Este martes, el presidente de Estados Unidos, Joe Biden, anunció que Israel y Líbano han acordado un alto al fuego en la frontera, poniendo fin a meses de tensiones y enfrentamientos que han cobrado miles de vidas y desplazado a más de un millón de personas. El acuerdo, que busca ser un cese definitivo de hostilidades, entrará en vigor el miércoles a las 4 a.m. hora local, según informó el mandatario.

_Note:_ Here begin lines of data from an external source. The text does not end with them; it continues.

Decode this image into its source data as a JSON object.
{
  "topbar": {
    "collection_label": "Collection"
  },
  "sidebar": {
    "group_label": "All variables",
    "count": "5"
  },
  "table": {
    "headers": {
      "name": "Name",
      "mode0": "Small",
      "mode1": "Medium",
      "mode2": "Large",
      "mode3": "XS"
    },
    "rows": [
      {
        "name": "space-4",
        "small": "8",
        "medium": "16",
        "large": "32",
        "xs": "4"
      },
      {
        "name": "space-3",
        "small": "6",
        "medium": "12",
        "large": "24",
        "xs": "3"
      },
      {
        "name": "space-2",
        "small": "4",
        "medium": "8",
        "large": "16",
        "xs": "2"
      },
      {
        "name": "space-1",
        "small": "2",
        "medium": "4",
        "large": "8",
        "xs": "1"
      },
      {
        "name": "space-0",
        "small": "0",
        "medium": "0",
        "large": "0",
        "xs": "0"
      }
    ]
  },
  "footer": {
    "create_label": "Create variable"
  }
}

Biden destacó la grave situación en Gaza y señaló que la única opción para Hamás es liberar a los rehenes. Consideró que el acuerdo entre Israel y Hezbollah, respaldado por Irán, demuestra que “la paz es posible”. Netanyahu, tras el anuncio, confirmó la aprobación del acuerdo por su gabinete, pero advirtió que Israel mantendrá el derecho de actuar si su seguridad es amenazada.
El conflicto comenzó después del atentado de Hamás el 7 de octubre de 2023, cuando Hezbollah inició sus ataques. Israel considera a Hezbollah un aliado de Irán, mientras que el grupo libanés se presenta como defensor de la resistencia palestina. Las hostilidades han resultado en la muerte de 90 soldados y 50 civiles israelíes, mientras que más de 3,820 libaneses han fallecido debido a los bombardeos israelíes.
El conflicto con Líbano es estratégico para Israel, debido al poder militar de Hezbollah, que cuenta con un arsenal de misiles capaz de superar las defensas israelíes. A pesar del acuerdo, Israel continuará sus operaciones hasta garantizar la seguridad y el regreso de los 60,000 desplazados en el norte del país.